Однажды чудесная советская писательница на большом собранье заявила,
что художнику не надо знать экономические законы или торговлю, чтоб
создать художественный образ. Я тогда ответила ей (экспромтом в ту минуту
и много, много раз сознательно в последующие разы, как и сейчас): а как же
лучший русский писатель после Пушкина, — Гоголь, — настойчиво просил у
друзей и знакомых, когда засел за «Мертвые души», книг по статистике,
экономике, о русском сельском хозяйстве? Отнюдь не потому только, что
хотел знать последние данные о помещичьих усадьбах на Руси, по которым
собирался поездить вместе со своим Чичиковым, это — само собой. И не
потому только, что его интересовала механика взятия подушных налогов за
крестьян у помещика. Это — тоже само собой, ведь он должен был знать,
прекращается ли налог за «душу» сразу, как эта душа помрет, или надо
помещику платить и за мертвого до новой «ревизской сказки», ведь на этом
был построен весь его замысел, на это именно, как на удивительный казус,
полный необыкновенных возможностей для романа, — обратил его внимание
Пушкин. Но роль Гоголя, как великого творца-художника, вовсе не
исчерпывалась этими, как мы их назвали бы сейчас, техническими моментами.

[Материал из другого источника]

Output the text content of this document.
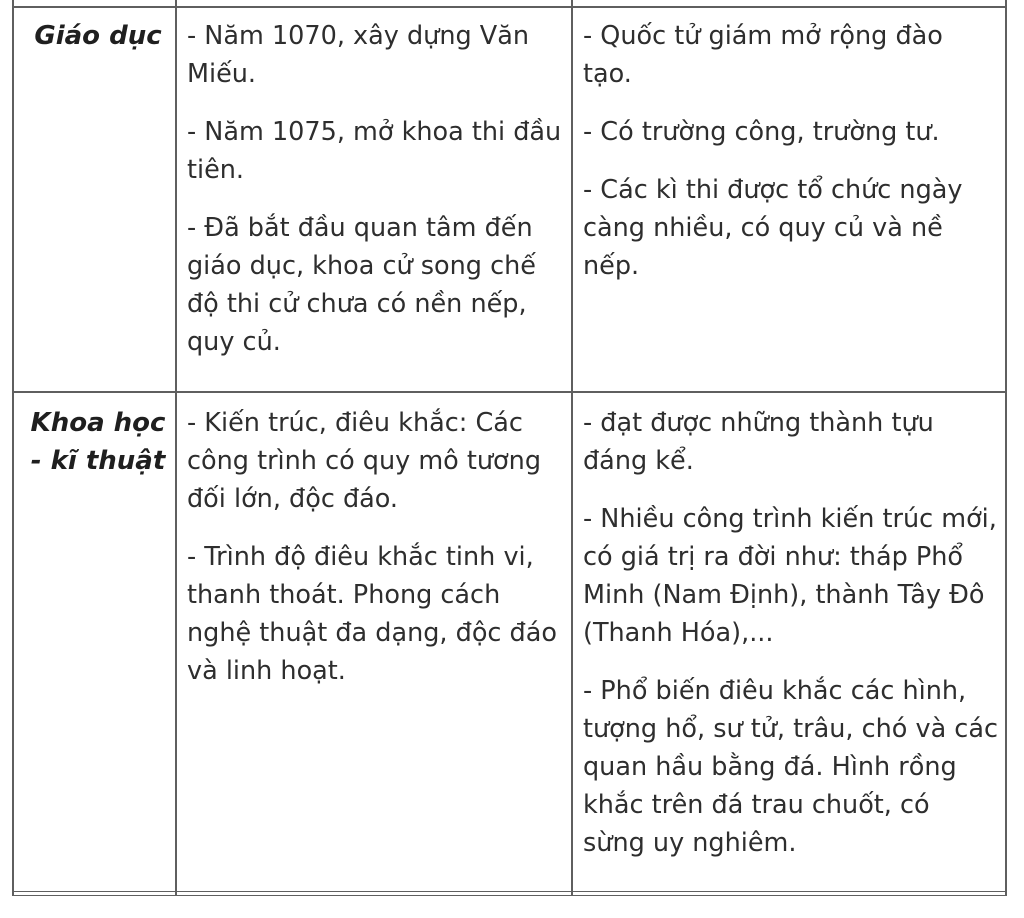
Giáo dục - Năm 1070, xây dựng Văn Miếu.

- Năm 1075, mở khoa thi đầu tiên.

- Đã bắt đầu quan tâm đến giáo dục, khoa cử song chế độ thi cử chưa có nền nếp, quy củ.

- Quốc tử giám mở rộng đào tạo.

- Có trường công, trường tư.

- Các kì thi được tổ chức ngày càng nhiều, có quy củ và nề nếp.

Khoa học
- kĩ thuật

- Kiến trúc, điêu khắc: Các công trình có quy mô tương đối lớn, độc đáo.

- Trình độ điêu khắc tinh vi, thanh thoát. Phong cách nghệ thuật đa dạng, độc đáo và linh hoạt.

- đạt được những thành tựu đáng kể.

- Nhiều công trình kiến trúc mới, có giá trị ra đời như: tháp Phổ Minh (Nam Định), thành Tây Đô (Thanh Hóa),...

- Phổ biến điêu khắc các hình, tượng hổ, sư tử, trâu, chó và các quan hầu bằng đá. Hình rồng khắc trên đá trau chuốt, có sừng uy nghiêm.
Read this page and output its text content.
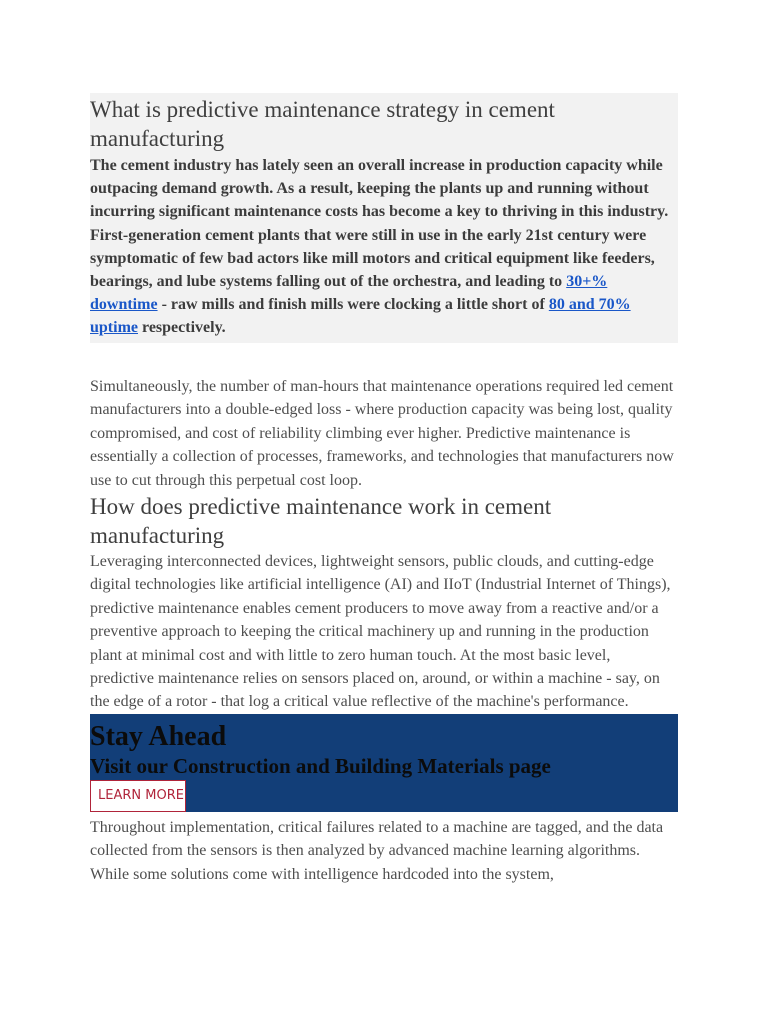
What is predictive maintenance strategy in cement manufacturing

The cement industry has lately seen an overall increase in production capacity while outpacing demand growth. As a result, keeping the plants up and running without incurring significant maintenance costs has become a key to thriving in this industry. First-generation cement plants that were still in use in the early 21st century were symptomatic of few bad actors like mill motors and critical equipment like feeders, bearings, and lube systems falling out of the orchestra, and leading to 30+% downtime - raw mills and finish mills were clocking a little short of 80 and 70% uptime respectively.

Simultaneously, the number of man-hours that maintenance operations required led cement manufacturers into a double-edged loss - where production capacity was being lost, quality compromised, and cost of reliability climbing ever higher. Predictive maintenance is essentially a collection of processes, frameworks, and technologies that manufacturers now use to cut through this perpetual cost loop.

How does predictive maintenance work in cement manufacturing

Leveraging interconnected devices, lightweight sensors, public clouds, and cutting-edge digital technologies like artificial intelligence (AI) and IIoT (Industrial Internet of Things), predictive maintenance enables cement producers to move away from a reactive and/or a preventive approach to keeping the critical machinery up and running in the production plant at minimal cost and with little to zero human touch. At the most basic level, predictive maintenance relies on sensors placed on, around, or within a machine - say, on the edge of a rotor - that log a critical value reflective of the machine's performance.

Stay Ahead
Visit our Construction and Building Materials page
LEARN MORE

Throughout implementation, critical failures related to a machine are tagged, and the data collected from the sensors is then analyzed by advanced machine learning algorithms. While some solutions come with intelligence hardcoded into the system,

Гоголь оставил нам галерею бессмертных художественных образов, — я не
представляю себе ни единого грамотного человека в нашей стране, кто,
прочитав «Мертвые души», при одном только упоминании имен: Коробочка,
Собакевич, Манилов, Чичиков, — не представил бы их себе, как ж и в ы х, с
плотью и кровью той человеческой особенности, какую мы именуем характером.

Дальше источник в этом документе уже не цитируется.